Commentary
By Mackenzie Moir and Jake Fuss
Prime Minister Trudeau will meet with the premiers this week to discuss a possible deal that involves increased healthcare funding for the provinces. This new spending from Ottawa will likely contain additional strings and “accountability measures” and the expectation that earmarked funds be put toward specific priorities. Unfortunately, tying performance and accountability expectations to cash injections is nothing new and is unlikely to achieve the necessary performance improvements.
Contrary to the belief that the country’s healthcare system is underfunded, Canada already operates one of the most expensive healthcare systems in the world. In fact, when compared to other universal systems, total healthcare spending in 2020 comprised 13.3 percent of Canada’s economy (1st among 30 advanced countries) while we rank 8th (out of 30) on spending per person (adjusting for age).

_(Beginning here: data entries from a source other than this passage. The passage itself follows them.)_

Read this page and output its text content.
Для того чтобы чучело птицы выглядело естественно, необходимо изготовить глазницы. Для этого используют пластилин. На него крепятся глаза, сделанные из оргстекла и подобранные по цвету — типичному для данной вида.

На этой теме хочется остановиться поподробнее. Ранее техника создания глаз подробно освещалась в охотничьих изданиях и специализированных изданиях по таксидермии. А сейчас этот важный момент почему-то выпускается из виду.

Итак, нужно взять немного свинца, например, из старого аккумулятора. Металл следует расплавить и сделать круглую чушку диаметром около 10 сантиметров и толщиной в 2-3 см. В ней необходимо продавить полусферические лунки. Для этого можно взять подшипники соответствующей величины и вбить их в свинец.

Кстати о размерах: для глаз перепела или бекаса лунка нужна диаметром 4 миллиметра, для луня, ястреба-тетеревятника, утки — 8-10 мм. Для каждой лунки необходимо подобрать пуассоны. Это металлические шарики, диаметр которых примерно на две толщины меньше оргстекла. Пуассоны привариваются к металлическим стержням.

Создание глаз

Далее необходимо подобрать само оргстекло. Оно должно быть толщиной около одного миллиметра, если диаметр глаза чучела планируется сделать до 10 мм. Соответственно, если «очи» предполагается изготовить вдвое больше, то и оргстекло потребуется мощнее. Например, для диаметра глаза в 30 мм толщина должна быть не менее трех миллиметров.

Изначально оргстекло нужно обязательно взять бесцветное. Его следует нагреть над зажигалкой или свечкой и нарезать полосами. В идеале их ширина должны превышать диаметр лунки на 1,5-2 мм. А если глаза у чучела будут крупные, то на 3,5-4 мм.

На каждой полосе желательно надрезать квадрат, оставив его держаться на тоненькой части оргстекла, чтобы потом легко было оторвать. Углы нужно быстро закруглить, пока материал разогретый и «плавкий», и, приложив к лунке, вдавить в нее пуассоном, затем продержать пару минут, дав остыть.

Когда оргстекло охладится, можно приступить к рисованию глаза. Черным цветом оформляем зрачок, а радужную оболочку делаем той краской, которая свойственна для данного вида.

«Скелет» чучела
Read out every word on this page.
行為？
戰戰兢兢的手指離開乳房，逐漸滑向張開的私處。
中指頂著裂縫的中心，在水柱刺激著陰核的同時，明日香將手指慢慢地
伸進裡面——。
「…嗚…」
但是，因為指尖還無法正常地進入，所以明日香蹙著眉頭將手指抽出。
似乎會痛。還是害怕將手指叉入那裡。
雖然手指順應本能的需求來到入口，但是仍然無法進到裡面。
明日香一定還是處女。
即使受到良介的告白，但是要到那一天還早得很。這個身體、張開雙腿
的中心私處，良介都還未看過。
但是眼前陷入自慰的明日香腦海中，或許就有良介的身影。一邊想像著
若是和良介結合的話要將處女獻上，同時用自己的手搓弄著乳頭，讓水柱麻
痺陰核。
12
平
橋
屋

But this high spending has not produced better performance. In 2020, Canada performed poorly on key indicators including the availability of physicians (2.8 per thousand people, for 28th out of 30 countries), hospital beds (2.2 per thousand people, for 23rd out of 28 countries), MRI machines (10.3 per million people, 26th out of 29 countries) and CT scanners (15 per million people, 27th out of 30 countries). And these poor rankings existed even before the pandemic.
But what about access to timely care?
In 2020, Canada ranked last (10th out of 10 universal healthcare countries) on access to specialist visits in under four weeks (38 percent of patients). We also ranked last on elective surgical care in under four months (62 percent of patients), far less than Germany (99 percent of patients), Switzerland (94 percent), France (90 percent) and the Netherlands (87 percent). The Commonwealth Fund found similar results with Canada ranking last on measures of timely care in 2016, years before the pandemic.
The evidence is clear. Despite being one of the highest spenders on health care in the world, Canada performs poorly relative to other universal healthcare countries. Money has not been the issue. So, if federal cash injections are unlikely to achieve their stated objectives, what’s the answer?
Instead of simply asking for more money from Ottawa, provinces could instead learn from previous episodes of Canadian policy reform. In the 1990s, the federal government reduced transfers to the provinces for social services while eliminating most strings attached to the funding. The result was an increase in the autonomy provinces had over the use of these funds, greater local policy experimentation and ultimately some fiscal relief.
The existing program of federal healthcare funding already comes with numerous conditions, with both mandatory and non-mandatory penalties for the provinces if they are violated. The result is a policy arrangement at odds with most other universal systems, many of which outperform our own.
Suppose the premiers want a high-performing and efficient health-care system. In that case, they should instead advocate for higher degrees of local control over their own jurisdictional affairs and craft solutions tailored to their own unique challenges.
Mackenzie Moir is a Policy Analyst and Jake Fuss is Associate Director of Fiscal Studies for the Fraser Institute.